Women in Medicine: Danielle Prentice, DO
September is Women in Medicine Month, presented by the American Medical Association Women Physicians Section. Penn State College of Medicine honors Dr. Danielle Prentice, a maternal fetal medicine fellow at Penn State Health Milton S. Hershey Medical Center, in part five of this seven-part series.
Dr. Danielle Prentice has simple advice for women who want to pursue a career in medicine.
“Put yourself out there, and don’t be afraid to reach out to people who can help you,” she said. “People are sometimes worried about getting in touch with others and talking to them about a question or problem that they’re facing.”
Prentice, a maternal fetal medicine fellow at Penn State Health Milton S. Hershey Medical Center, explained it is difficult for some people to show their vulnerabilities to others, yet it is not a sign of weakness but rather a mark of strength to look for answers.
Finding a mentor is key, she added. The person who helped her find her way to medical school was not a physician or even anyone in health care – it was her gymnastics coach at the University of Denver.
“When I had doubts about medicine, she pushed me,” Prentice said. “She helped me work through a lot of decisions.”
That is what Prentice wants for other young women in her field. Studies show increased career satisfaction, faculty retention, productivity and promotions when women in medicine are part of a mentorship. But despite these benefits, women are less likely than men to have mentors.
The lack of mentors, Prentice says, translates to fewer women in leadership roles. Even though obstetrics and gynecology has shifted to being a field dominated by women, few leaders of OB-GYN departments are women.
The gender leadership gap
Because of the lack of female leadership, Prentice stated, “you still run into the lack of understanding of what it’s like to be women in research and medicine.”
For example, she said, she talked about becoming a surgeon early on in her studies. People told her it was good she wasn’t married and how difficult it was for women to be surgeons.
“A lot of people want to convince you not to do something because of your gender,” she explained, adding that is why it is vital to have a mentor who can remind you of your skills and abilities.
Speak up for yourself
At Penn State Health, she has found a tremendous number of accomplished women who can be sounding boards and advice givers. She takes her own advice and speaks up when she needs help or has an idea.

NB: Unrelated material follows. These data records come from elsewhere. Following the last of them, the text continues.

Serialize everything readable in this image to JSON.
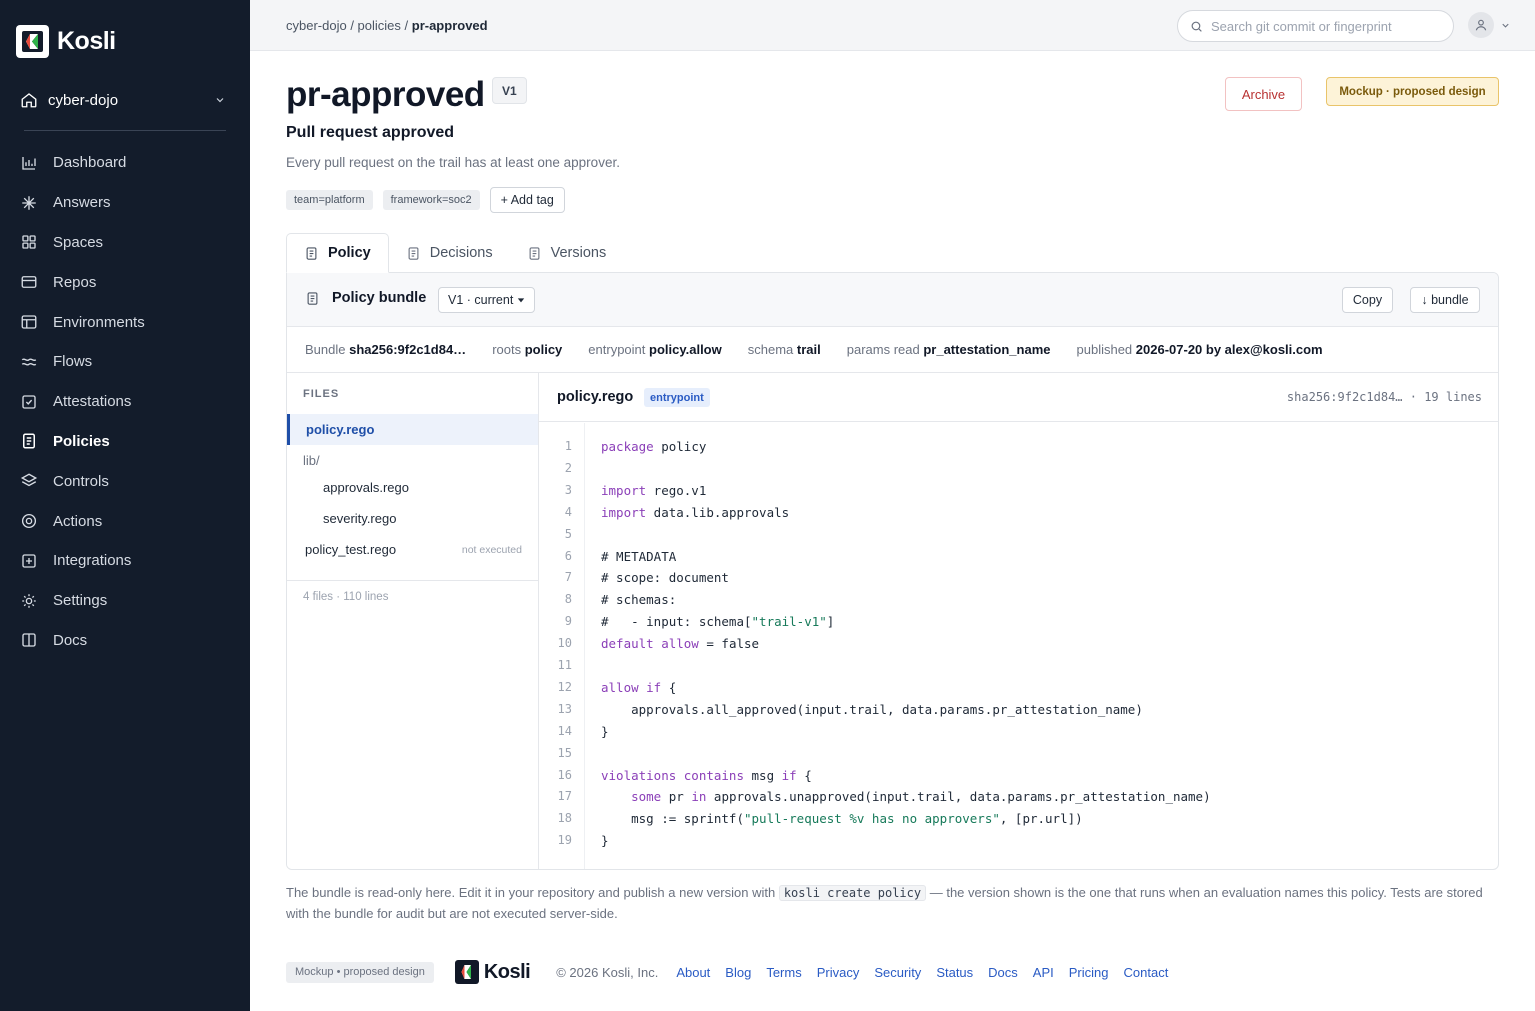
{
  "brand": {
    "name": "Kosli"
  },
  "sidebar": {
    "org": "cyber-dojo",
    "items": [
      {
        "label": "Dashboard",
        "icon": "bar-chart-icon"
      },
      {
        "label": "Answers",
        "icon": "sparkle-icon"
      },
      {
        "label": "Spaces",
        "icon": "grid-icon"
      },
      {
        "label": "Repos",
        "icon": "folder-icon"
      },
      {
        "label": "Environments",
        "icon": "layout-icon"
      },
      {
        "label": "Flows",
        "icon": "waves-icon"
      },
      {
        "label": "Attestations",
        "icon": "check-square-icon"
      },
      {
        "label": "Policies",
        "icon": "document-icon",
        "active": true
      },
      {
        "label": "Controls",
        "icon": "layers-icon"
      },
      {
        "label": "Actions",
        "icon": "target-icon"
      },
      {
        "label": "Integrations",
        "icon": "plus-square-icon"
      },
      {
        "label": "Settings",
        "icon": "sun-gear-icon"
      },
      {
        "label": "Docs",
        "icon": "book-icon"
      }
    ]
  },
  "topbar": {
    "breadcrumb": [
      "cyber-dojo",
      "policies",
      "pr-approved"
    ],
    "search_placeholder": "Search git commit or fingerprint"
  },
  "policy": {
    "name": "pr-approved",
    "version_badge": "V1",
    "title": "Pull request approved",
    "description": "Every pull request on the trail has at least one approver.",
    "tags": [
      "team=platform",
      "framework=soc2"
    ],
    "add_tag_label": "+ Add tag",
    "archive_label": "Archive",
    "mockup_badge": "Mockup · proposed design"
  },
  "tabs": [
    {
      "label": "Policy",
      "active": true
    },
    {
      "label": "Decisions"
    },
    {
      "label": "Versions"
    }
  ],
  "bundle": {
    "title": "Policy bundle",
    "version_select": "V1 · current",
    "copy_label": "Copy",
    "download_label": "↓ bundle",
    "meta": [
      {
        "label": "Bundle",
        "value": "sha256:9f2c1d84…"
      },
      {
        "label": "roots",
        "value": "policy"
      },
      {
        "label": "entrypoint",
        "value": "policy.allow"
      },
      {
        "label": "schema",
        "value": "trail"
      },
      {
        "label": "params read",
        "value": "pr_attestation_name"
      },
      {
        "label": "published",
        "value": "2026-07-20 by alex@kosli.com"
      }
    ],
    "files_header": "FILES",
    "files": {
      "f1": "policy.rego",
      "folder": "lib/",
      "f2": "approvals.rego",
      "f3": "severity.rego",
      "f4": "policy_test.rego",
      "f4_note": "not executed"
    },
    "files_count": "4 files · 110 lines",
    "code_file": "policy.rego",
    "entry_badge": "entrypoint",
    "code_meta": "sha256:9f2c1d84… · 19 lines",
    "code_lines": [
      "<span class=\"kw\">package</span> policy",
      "",
      "<span class=\"kw\">import</span> rego.v1",
      "<span class=\"kw\">import</span> data.lib.approvals",
      "",
      "# METADATA",
      "# scope: document",
      "# schemas:",
      "#   - input: schema[<span class=\"st\">\"trail-v1\"</span>]",
      "<span class=\"kw\">default allow</span> = false",
      "",
      "<span class=\"kw\">allow if</span> {",
      "    approvals.all_approved(input.trail, data.params.pr_attestation_name)",
      "}",
      "",
      "<span class=\"kw\">violations contains</span> msg <span class=\"kw\">if</span> {",
      "    <span class=\"kw\">some</span> pr <span class=\"kw\">in</span> approvals.unapproved(input.trail, data.params.pr_attestation_name)",
      "    msg := sprintf(<span class=\"st\">\"pull-request %v has no approvers\"</span>, [pr.url])",
      "}"
    ]
  },
  "footnote": {
    "before": "The bundle is read-only here. Edit it in your repository and publish a new version with ",
    "code": "kosli create policy",
    "after": " — the version shown is the one that runs when an evaluation names this policy. Tests are stored with the bundle for audit but are not executed server-side."
  },
  "footer": {
    "mockup": "Mockup • proposed design",
    "brand": "Kosli",
    "copyright": "© 2026 Kosli, Inc.",
    "links": [
      "About",
      "Blog",
      "Terms",
      "Privacy",
      "Security",
      "Status",
      "Docs",
      "API",
      "Pricing",
      "Contact"
    ]
  }
}
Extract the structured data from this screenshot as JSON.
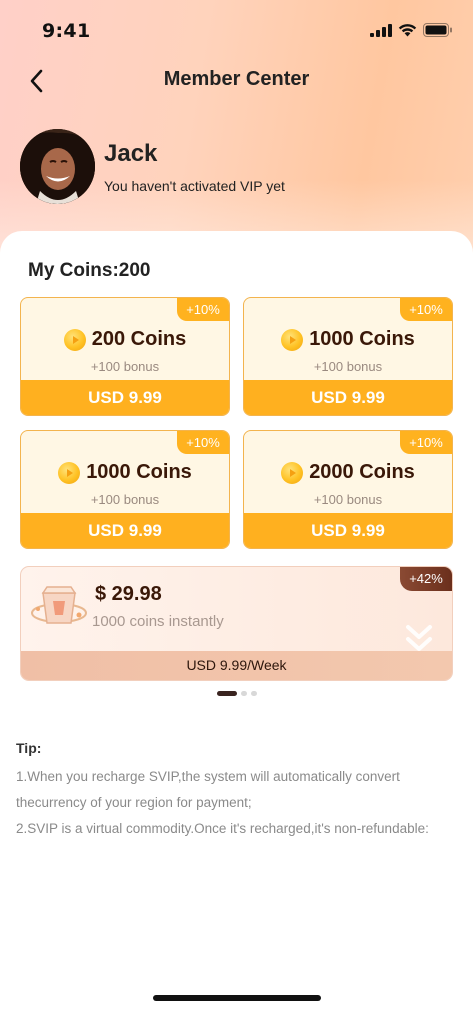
{
  "status_bar": {
    "time": "9:41"
  },
  "nav": {
    "title": "Member Center",
    "back_icon": "chevron-left-icon"
  },
  "profile": {
    "name": "Jack",
    "vip_status": "You haven't activated VIP yet"
  },
  "coins": {
    "label": "My Coins:200"
  },
  "packages": [
    {
      "badge": "+10%",
      "title": "200 Coins",
      "bonus": "+100 bonus",
      "price": "USD 9.99"
    },
    {
      "badge": "+10%",
      "title": "1000 Coins",
      "bonus": "+100 bonus",
      "price": "USD 9.99"
    },
    {
      "badge": "+10%",
      "title": "1000 Coins",
      "bonus": "+100 bonus",
      "price": "USD 9.99"
    },
    {
      "badge": "+10%",
      "title": "2000 Coins",
      "bonus": "+100 bonus",
      "price": "USD 9.99"
    }
  ],
  "weekly": {
    "badge": "+42%",
    "price": "$ 29.98",
    "desc": "1000 coins instantly",
    "bar": "USD 9.99/Week"
  },
  "pagination": {
    "current": 1,
    "total": 3
  },
  "tips": {
    "title": "Tip:",
    "lines": [
      "1.When you recharge SVIP,the system will automatically convert",
      "thecurrency of your region for payment;",
      "2.SVIP is a virtual commodity.Once it's recharged,it's non-refundable:"
    ]
  },
  "colors": {
    "accent": "#ffb01f",
    "badge_dark": "#6b2f1c",
    "title_brown": "#3a1808"
  }
}
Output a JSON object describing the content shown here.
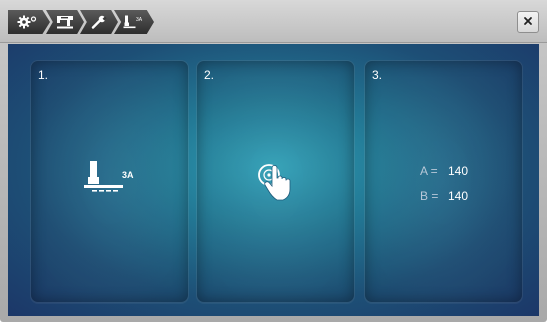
{
  "toolbar": {
    "breadcrumbs": [
      {
        "icon": "settings-gear-icon"
      },
      {
        "icon": "sewing-machine-icon"
      },
      {
        "icon": "wrench-icon"
      },
      {
        "icon": "presser-foot-icon",
        "badge": "3A"
      }
    ],
    "close_label": "×"
  },
  "steps": [
    {
      "number": "1.",
      "icon": "presser-foot-icon",
      "foot_label": "3A"
    },
    {
      "number": "2.",
      "icon": "touch-screen-icon"
    },
    {
      "number": "3.",
      "values": [
        {
          "label": "A =",
          "value": "140"
        },
        {
          "label": "B =",
          "value": "140"
        }
      ]
    }
  ]
}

One place where speaking up made a difference is in her research. She reached out to colleagues at the College of Medicine about her interest in exercise. Prentice exercises regularly and was interested in finding out about the impact of obesity and exercise on women who are pregnant. Now she is part of a project looking at the effects of obesity and exercise on fetal neurodevelopment and maternal morbidity and mortality.
She also has an interest in studying the prediction, diagnosis and treatment of postpartum depression.
Along with research, Prentice focuses on clinical care and advocates for equitable care. After graduating from the University of Denver, Prentice attended Oklahoma State University College of Osteopathic Medicine and completed her residency in obstetrics and gynecology at SSM Health St. Anthony ─ Oklahoma City.
Her career so far has taught her much about patient care but also about being successful as a medical school student, resident and fellow.
“Remember to put yourself out there,” she said, “and believe in your ideas.”